When the Museum of Modern Art debuted in a Manhattan townhouse in 1929, it faced incomprehension from audiences still uncomfortable with abstract art. When the Centre Georges Pompidou inaugurated its inside-out home in Paris in 1977, philosophers denounced the multidisciplinary museum as a shopping center. But something else happened with Tate Modern, bigger than either of them, when it opened in London in 2000: immediate success.

In a country with an above-average suspicion of modernism, in a city that had never had a full-scale museum of modern and contemporary art, Tate Modern arrived on a bank of the River Thames at just the right time. The European Union was six years old and easyJet was five. Tony Blair was in his first term as prime minister. A newly confident, outward-facing London decided it needed a place to marvel.

This week, Tate Modern turns 25. Its success was, from the beginning, not just a British but an international story. (Four of its five directors have been foreigners.) Its legacy extends far past the South Bank, into the deep structure of the art industry, where it transformed, for better and worse, audience expectations at museums worldwide.

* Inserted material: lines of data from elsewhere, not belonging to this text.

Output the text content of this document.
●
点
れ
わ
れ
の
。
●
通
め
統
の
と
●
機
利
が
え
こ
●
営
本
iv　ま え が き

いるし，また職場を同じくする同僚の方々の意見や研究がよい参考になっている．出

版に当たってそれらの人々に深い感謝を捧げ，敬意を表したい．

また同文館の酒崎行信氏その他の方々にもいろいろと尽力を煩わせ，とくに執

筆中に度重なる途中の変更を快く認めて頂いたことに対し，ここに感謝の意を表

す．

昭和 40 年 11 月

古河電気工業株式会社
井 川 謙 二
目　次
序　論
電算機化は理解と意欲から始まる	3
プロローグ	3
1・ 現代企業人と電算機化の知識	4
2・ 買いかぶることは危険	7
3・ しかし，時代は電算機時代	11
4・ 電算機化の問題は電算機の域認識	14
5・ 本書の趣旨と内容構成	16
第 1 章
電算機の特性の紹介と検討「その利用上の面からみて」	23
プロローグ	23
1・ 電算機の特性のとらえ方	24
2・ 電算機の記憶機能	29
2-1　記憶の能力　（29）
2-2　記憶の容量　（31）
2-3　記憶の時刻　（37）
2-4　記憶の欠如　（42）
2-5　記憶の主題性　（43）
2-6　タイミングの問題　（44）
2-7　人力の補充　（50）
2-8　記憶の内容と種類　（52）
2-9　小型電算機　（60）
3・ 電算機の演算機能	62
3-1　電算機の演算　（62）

It taught curators to propound a global view of art — or perhaps no view at all. Its influence ripples through the rethought MoMA — but also the selfie stations of the Museum of Ice Cream. When it opened, it seemed to have a confident, if imperfect, answer to the question of what an art museum was supposed to be in the 21st century. Now visitor numbers are 20 percent down since before the pandemic, and funding crises have led to multiple rounds of layoffs. I’m not sure how confident it is today.

Tony Blair, in his first term as prime minister, at the opening of Tate Modern in 2000.Credit…Matthew Fearn/PA Images, via Getty Images

The story begins upriver, at the neoclassical Tate Gallery in the Pimlico district, where a new director named Nicholas Serota arrived in 1988. The museum had grown cramped, thanks to a weird double focus: It was the home of the national collection of British art from the 16th century to the present day, including a giant bequest of J.M.W. Turner’s paintings and watercolors, but also a shabby collection of so-called “modern foreign art,” which largely reflected old British tastes for life study and landscape.